Selvarin
Explorer
Shadowdancer said:This actually dates from earlier than 1983. I graduated from college in 1983, and was playing D&D by then. I was turned off by the game in the late 1970s because of this story, which I know ran in Newsweek magazine, because that's where I read it. It happened while I was in high school (1974-78) or junior college (1978-80). There was a group of people at junior college who played D&D and asked me join them, but I said no. I later started playing in 1981 after a high school friend asked me.
Anyway, I can't remember the school where it took place, but it was in the upper Midwest. And it did involve a search of the steam tunnels, which were being used for a live-action version of D&D. They never found a body because the missing student was found alive, back home in Dallas. He went home and didn't tell anyone he was going. People at the school got worried and assumed something had happened to him down in the tunnels. I don't know if the exact reason why the student went home was ever made public.

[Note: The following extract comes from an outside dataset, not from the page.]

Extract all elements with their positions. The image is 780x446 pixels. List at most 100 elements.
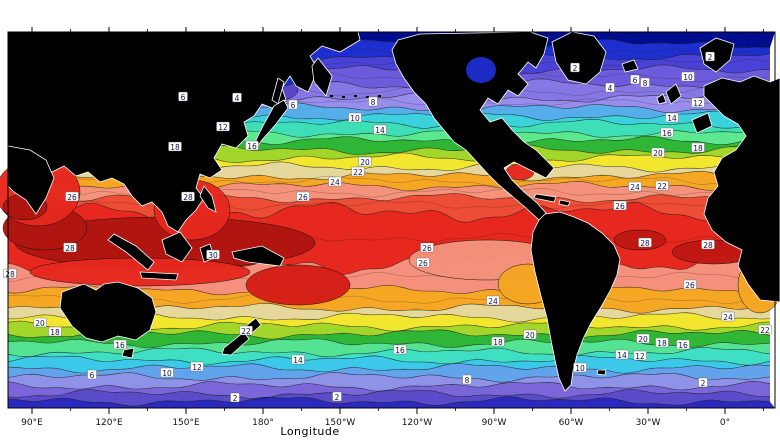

This is the incident Rona Jaffe based her book, "Mazes and Monsters," upon.
I did a paper on this in college. James Dallas Egbert III was a young genius type who operated on a level that even his teachers had trouble comprehending. Gaming was his only real way to connect with other people.
As far as personal D&D stories go, I remember my gamer friend coming to school with a scabbed-over notch on his nose. I asked him about it and he said his mother smacked him with a stick. She accused him of sacrificing animals in the woods, etc. and wanted to 'save' him by disciplining him. Despite her concerns he turned out OK. Gee, I wonder if he's working for Microsoft now?